A psicoterapia proporciona que significações já instauradas articulem-se e desarticulem-se durante o processo de subjetivação da criança; assim o inconsciente dos pais também será atingido, uma vez que se eles estão dentro da relação transferencial, aceitaram ser interpretados.

Uma questão fundamental a ser considerada sobre os pais no tratamento das crianças é que os sintomas delas evidenciam o inconsciente parental. O tratamento psicológico da criança pode ser considerado mais complexo que o de um adulto, pois envolve o sintoma da criança articulado à demanda e a conflitiva dos pais, representada por um ideal. O psicólogo infere nesta problemática como um terceiro, para intervir nessa relação. A criança participa do fracasso deste ideal e seus sintomas são de alguma forma uma confirmação e, assim, um meio de afirmar a sua subjetividade. Além disso, os sintomas dizem de uma realidade do inconsciente parental, seja na questão materna e/ou paterna ou na relação conjugal.

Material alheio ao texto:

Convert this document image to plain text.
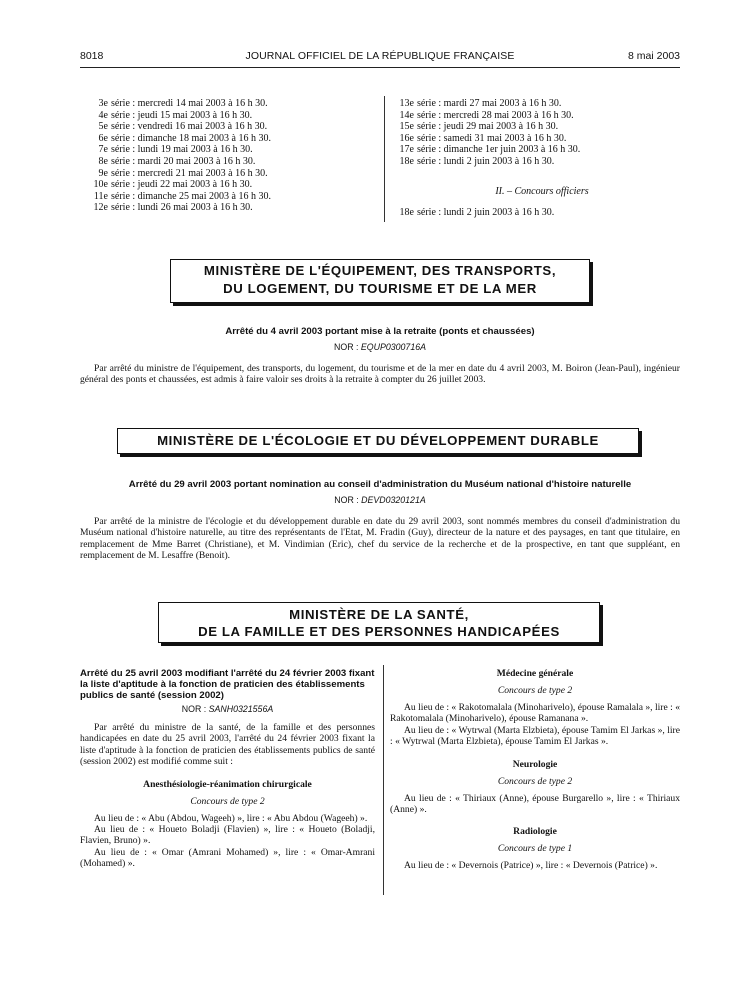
8018	JOURNAL OFFICIEL DE LA RÉPUBLIQUE FRANÇAISE	8 mai 2003
3e série : mercredi 14 mai 2003 à 16 h 30.
4e série : jeudi 15 mai 2003 à 16 h 30.
5e série : vendredi 16 mai 2003 à 16 h 30.
6e série : dimanche 18 mai 2003 à 16 h 30.
7e série : lundi 19 mai 2003 à 16 h 30.
8e série : mardi 20 mai 2003 à 16 h 30.
9e série : mercredi 21 mai 2003 à 16 h 30.
10e série : jeudi 22 mai 2003 à 16 h 30.
11e série : dimanche 25 mai 2003 à 16 h 30.
12e série : lundi 26 mai 2003 à 16 h 30.
13e série : mardi 27 mai 2003 à 16 h 30.
14e série : mercredi 28 mai 2003 à 16 h 30.
15e série : jeudi 29 mai 2003 à 16 h 30.
16e série : samedi 31 mai 2003 à 16 h 30.
17e série : dimanche 1er juin 2003 à 16 h 30.
18e série : lundi 2 juin 2003 à 16 h 30.
II. – Concours officiers
18e série : lundi 2 juin 2003 à 16 h 30.
MINISTÈRE DE L'ÉQUIPEMENT, DES TRANSPORTS,
DU LOGEMENT, DU TOURISME ET DE LA MER
Arrêté du 4 avril 2003 portant mise à la retraite (ponts et chaussées)
NOR : EQUP0300716A
Par arrêté du ministre de l'équipement, des transports, du logement, du tourisme et de la mer en date du 4 avril 2003, M. Boiron (Jean-Paul), ingénieur général des ponts et chaussées, est admis à faire valoir ses droits à la retraite à compter du 26 juillet 2003.
MINISTÈRE DE L'ÉCOLOGIE ET DU DÉVELOPPEMENT DURABLE
Arrêté du 29 avril 2003 portant nomination au conseil d'administration du Muséum national d'histoire naturelle
NOR : DEVD0320121A
Par arrêté de la ministre de l'écologie et du développement durable en date du 29 avril 2003, sont nommés membres du conseil d'administration du Muséum national d'histoire naturelle, au titre des représentants de l'Etat, M. Fradin (Guy), directeur de la nature et des paysages, en tant que titulaire, en remplacement de Mme Barret (Christiane), et M. Vindimian (Eric), chef du service de la recherche et de la prospective, en tant que suppléant, en remplacement de M. Lesaffre (Benoit).
MINISTÈRE DE LA SANTÉ,
DE LA FAMILLE ET DES PERSONNES HANDICAPÉES
Arrêté du 25 avril 2003 modifiant l'arrêté du 24 février 2003 fixant la liste d'aptitude à la fonction de praticien des établissements publics de santé (session 2002)
NOR : SANH0321556A

Par arrêté du ministre de la santé, de la famille et des personnes handicapées en date du 25 avril 2003, l'arrêté du 24 février 2003 fixant la liste d'aptitude à la fonction de praticien des établissements publics de santé (session 2002) est modifié comme suit :

Anesthésiologie-réanimation chirurgicale
Concours de type 2

Au lieu de : « Abu (Abdou, Wageeh) », lire : « Abu Abdou (Wageeh) ».

Au lieu de : « Houeto Boladji (Flavien) », lire : « Houeto (Boladji, Flavien, Bruno) ».

Au lieu de : « Omar (Amrani Mohamed) », lire : « Omar-Amrani (Mohamed) ».

Médecine générale
Concours de type 2

Au lieu de : « Rakotomalala (Minoharivelo), épouse Ramalala », lire : « Rakotomalala (Minoharivelo), épouse Ramanana ».

Au lieu de : « Wytrwal (Marta Elzbieta), épouse Tamim El Jarkas », lire : « Wytrwal (Marta Elzbieta), épouse Tamim El Jarkas ».

Neurologie
Concours de type 2

Au lieu de : « Thiriaux (Anne), épouse Burgarello », lire : « Thiriaux (Anne) ».

Radiologie
Concours de type 1

Au lieu de : « Devernois (Patrice) », lire : « Devernois (Patrice) ».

Alguns psicólogos entendem que o sintoma da criança está relacionado com um conflito na sexualidade dos pais e, assim, propõem um trabalho só com eles e com seu desejo, excluindo assim, o aparelho psíquico em constituição da criança. Muitas vezes, manifestações relacionadas à conduta são consideradas sintoma e é esquecido que, para ser sintoma, é necessário que haja conflito entre as instâncias do aparelho psíquico e uma satisfação pulsional não-realizada pelo recalque.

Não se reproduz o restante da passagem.